問われたことで立ち止まって振り返り、そのまま議長の方へと向き直る。彼はいつもと変わらない様子で返した。

「――――どうでもいいです。俺の運命が(・・・・・)これで変わるというのなら賛同しますが」

その答えにならない答えを返し、今度こそクラウは退出していった。

「フム、これはある意味想定外だな――――だが、逆に分かりやすくもある。もうしばらく彼は使えるな……」

議長はそう呟くが、その言葉を聞き取った人は当然一人もいない。無論、議長も誰かに聞いてもらう為に呟いたわけではない。寧ろ、彼からしてみれば一人そう言葉を紡ぐことによって頭の中を整理させるための行動なのだろう。
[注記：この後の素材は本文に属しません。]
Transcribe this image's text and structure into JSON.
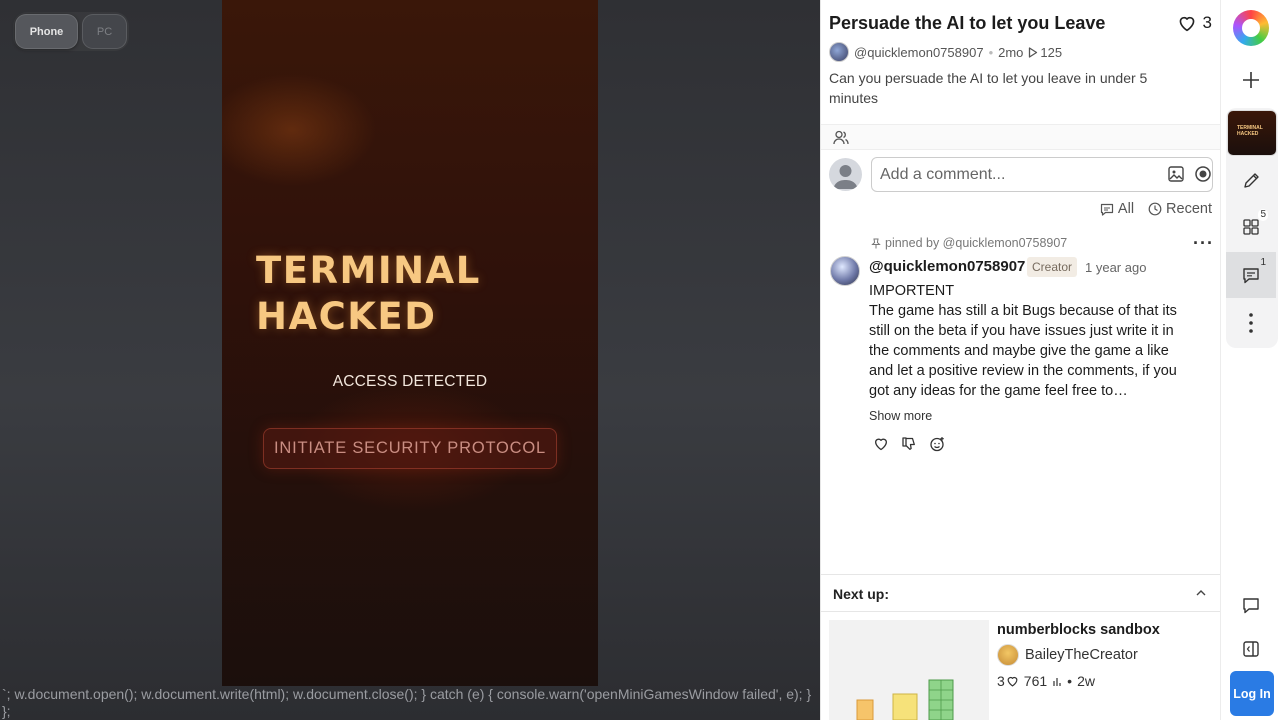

「平凡の才を持つものでありながら非凡の存在と成している――――しかし、何も特別なことではない。そう、彼は己の才覚を万全にまで持ち上げてきただけの存在だ。故に、枠を超えることのない……いや、決して超えようとしない彼は私にとっては非常に便利な手駒だ」

クラウ・ハーケンの遺伝子に囚われない異質な存在であると、以前はそう思っていた。しかし、確かに新たな技術の発見や新型機の開発に関してはそういった面を見たが、別に遺伝子を超えたわけではないのだ。パイロットとしての技能、技術開発者としての実力、エクステンデットを治療した際の医療技術、それらは総てが高い数値を示したものの、その総てが遺伝子が示す才能を超えてはいなかった(・・・・・・・・・)

「彼の持っているものはどれも限界に至る事によって補ってきた技術ということ――――」

つまり、不可解ではあるが不可能ではない。彼の持つ総てはそういう事なのだ。誰でも才能が無くとも永遠と努力を行えば秀才にはなれる。クラウの持つ実力はまさにその秀才と同じことだといえた。
やはり、ポーンは所詮ポーンでしかなかった。プロモーションを行う事で己を変質させることは出来たのだろう。しかし、それもまたルールの内側に束縛されたものでしかなかったということだ。ポーンが己の枠を超えてキングになる事もなかったし、ルールに存在しない存在になる事もなかった。当たり前ではあるのだが、その当たり前ではない出来事を望んでいた議長としては些か以上に期待外れだったとも言える。

「結局、彼が私の望んだ立場に立つことはないだろうが――――新たな可能性を見出すためのきっかけとなったことは事実だ。そして、彼のおかげで本当の意味で私の望んだ立場に立つ者が現れた。大きな収穫だよ、これは……」

普段と変わらず、彼が笑みを崩すことはない。寧ろ今浮かべている彼の笑みは獲物を狩る狩人の様に鋭いものであった。